Tuesday, June 15, 2010

Seven years in deep space

The falcon (Hayabusa) has landed. A few days ago the Japanese space agency's extraordinary craft re-entered the Earth's atmosphere and successfully deposited its sample return capsule in the Australian outback. This was an incredible technological feat, and apart from Apollo and Luna samples from the Moon and the solar particle and cometary dust return missions of Genesis and Stardust, the only other time a spacecraft has made it back to the homeworld possibly carrying scraps of pristine extraterrestrial material. Pristine is the key here. Hayabusa gently bounced off the asteroid Itokawa back in 2005, and may have captured grains of this ancient body that traces an elliptical orbit looping inside that of the Earth before reaching some 70% further out.

Thanks to Hayabusa we know that Itokawa is an extraordinary 'rubble pile' half a kilometer long - not a solid body but rather a loose collection of rocks from tiny pebbles to much larger. Weakly held together by its own gravity this is an amazing snapshot of one episode of planet formation; the agglomeration of solids. Figuring out the precise chemical constituents of a body like this could yield clues to the pathways by which material coalesces in the early stages of a baby star system. It could also add a big piece to the jigsaw puzzle of carbon chemistry in our solar system, and ultimately the origins of terrestrial chemistry.

There's another aspect to Hayabusa that is perhaps even grander. The image of this cleverly fabricated robot burning up across the night sky evokes some powerful emotions. Here is one of our pioneer voyagers of the deeper universe that lies all about us. A persistent machine, nurtured and nursed through a variety of problems by its smart operators. Seven years on it returns, carrying - we hope - a precious sample that will expand our view of nature. Seven years is a long time these days, Hayabusa has come back to a different world. This is a glimpse of our future in the solar system.
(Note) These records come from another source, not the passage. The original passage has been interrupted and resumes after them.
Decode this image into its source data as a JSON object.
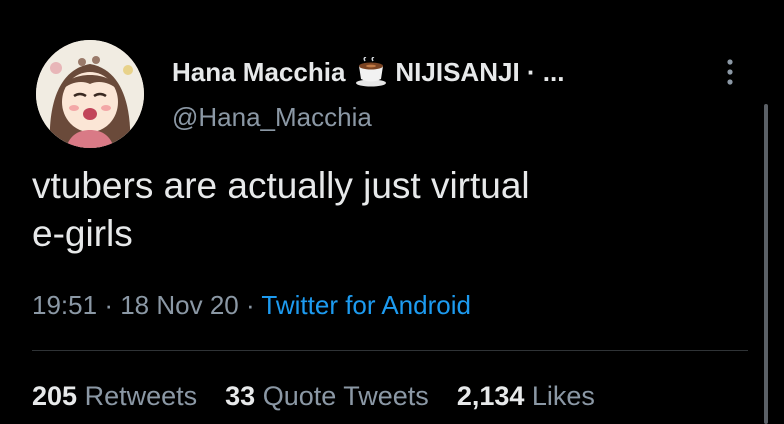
{
  "tweet": {
    "author": {
      "display_name": "Hana Macchia",
      "emoji_icon": "coffee-cup-emoji",
      "name_suffix": "NIJISANJI · ...",
      "handle": "@Hana_Macchia"
    },
    "text_line1": "vtubers are actually just virtual",
    "text_line2": "e-girls",
    "time": "19:51",
    "date": "18 Nov 20",
    "separator": "·",
    "source": "Twitter for Android",
    "stats": {
      "retweets_count": "205",
      "retweets_label": "Retweets",
      "quotes_count": "33",
      "quotes_label": "Quote Tweets",
      "likes_count": "2,134",
      "likes_label": "Likes"
    }
  },
  "colors": {
    "background": "#000000",
    "text": "#e7e9ea",
    "muted": "#8b98a5",
    "link": "#1d9bf0"
  }
}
The meteor-like streaks of returning probes, and eventually astronauts, lighting our skies. New mariners, returning to harbor, bringing exotica that change everything, just as they find a world changed by time.


Sage said...

Very nice article. As you said, this is an amazing piece of technology the Japanese managed to put together. Though it does saddens me that the media will cover so little of it. Most people (I like to call it the herd) don't know much about gravity laws and how matters behaves in our cosmos. If people were not so naive and developed an interest for topics that actually matter such as this one, we could learn so much more much faster.

Keep up the good work. I love your site.